The score (with sensational arrangements by Bukowiecki) is still a playful melange of pop styles (rock, country western, klezmer, calypso and more), but it now has shed the feeling of a Sunday school cantata for kids and become winningly adult.
In addition to the fabulous contingent of singing, dancing brothers who must be named (Paul Jordan-Jansen, recently seen as Sweeney Todd at Aurora’s Paramount Theatre, plus Anthony Sullivan Jr., Nick Cosgrove, Nathan Fister, James Monroe Stevko, Kevin Nietzel, Tony Carter, Alejandro Fonseca, Anthony Avino, Nathaniel Braga and E. Clayton Cornelious), there is a quartet of sexy, very leggy Vegas girls (Lexis Danca, Julia Klavans, Lindsay Loretta Prerost and Cara Salerno). There also are Jed Feder and Brad Giovanine — as a pair of doomed chefs — and a cardboard camel and goat with personalities of their own.

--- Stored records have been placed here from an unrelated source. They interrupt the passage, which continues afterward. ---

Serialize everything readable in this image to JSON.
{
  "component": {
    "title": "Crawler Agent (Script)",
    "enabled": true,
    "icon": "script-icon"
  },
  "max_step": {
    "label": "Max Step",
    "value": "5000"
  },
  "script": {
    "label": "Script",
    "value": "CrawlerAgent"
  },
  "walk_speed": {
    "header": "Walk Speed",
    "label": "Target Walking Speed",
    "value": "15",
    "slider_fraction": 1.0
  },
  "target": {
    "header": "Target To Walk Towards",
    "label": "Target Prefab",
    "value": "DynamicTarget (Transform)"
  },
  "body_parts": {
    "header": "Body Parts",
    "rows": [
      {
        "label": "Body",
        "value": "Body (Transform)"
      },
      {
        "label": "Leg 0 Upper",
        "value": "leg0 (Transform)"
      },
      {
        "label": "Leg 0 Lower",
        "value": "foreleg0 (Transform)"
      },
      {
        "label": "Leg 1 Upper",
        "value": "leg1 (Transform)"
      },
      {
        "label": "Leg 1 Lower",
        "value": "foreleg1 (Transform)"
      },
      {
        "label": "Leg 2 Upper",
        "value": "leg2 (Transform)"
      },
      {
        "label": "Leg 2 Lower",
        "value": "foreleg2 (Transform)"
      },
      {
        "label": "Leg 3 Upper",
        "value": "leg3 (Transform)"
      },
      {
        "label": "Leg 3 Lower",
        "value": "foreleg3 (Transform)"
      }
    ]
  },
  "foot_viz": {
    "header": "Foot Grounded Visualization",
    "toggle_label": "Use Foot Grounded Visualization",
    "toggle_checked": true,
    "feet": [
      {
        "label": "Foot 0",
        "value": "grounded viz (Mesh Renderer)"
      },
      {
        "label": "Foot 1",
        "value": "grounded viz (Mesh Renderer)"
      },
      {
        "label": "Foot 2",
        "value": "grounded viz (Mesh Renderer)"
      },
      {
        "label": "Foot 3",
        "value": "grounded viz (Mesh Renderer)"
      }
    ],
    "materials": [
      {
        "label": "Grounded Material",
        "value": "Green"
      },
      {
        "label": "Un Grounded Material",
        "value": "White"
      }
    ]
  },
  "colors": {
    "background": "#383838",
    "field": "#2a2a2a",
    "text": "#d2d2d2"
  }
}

But it is Bianco, a tiny woman with boundless energy and, in addition to everything else, great comic chops, who easily steals the show as, with whiplash speed (especially in a grand finale), she uncannily conjures the voices, personalities and body language of Britney Spears, Cher, Bette Midler, Celine Dion, Shania Twain, Liza Minnelli, Barbra Streisand, Shirley Bassey and many others. Astonishing.
And it all fits perfectly with Lloyd Webber’s score, with Ryan Park’s icon-perfect costumes and Claire Moores’ wigs. Bianco’s work alone would be worth the price of admission.
No, this is not your parents’ or grandparents’ “Joseph.” But I will say both “bravo” and “amen” to that.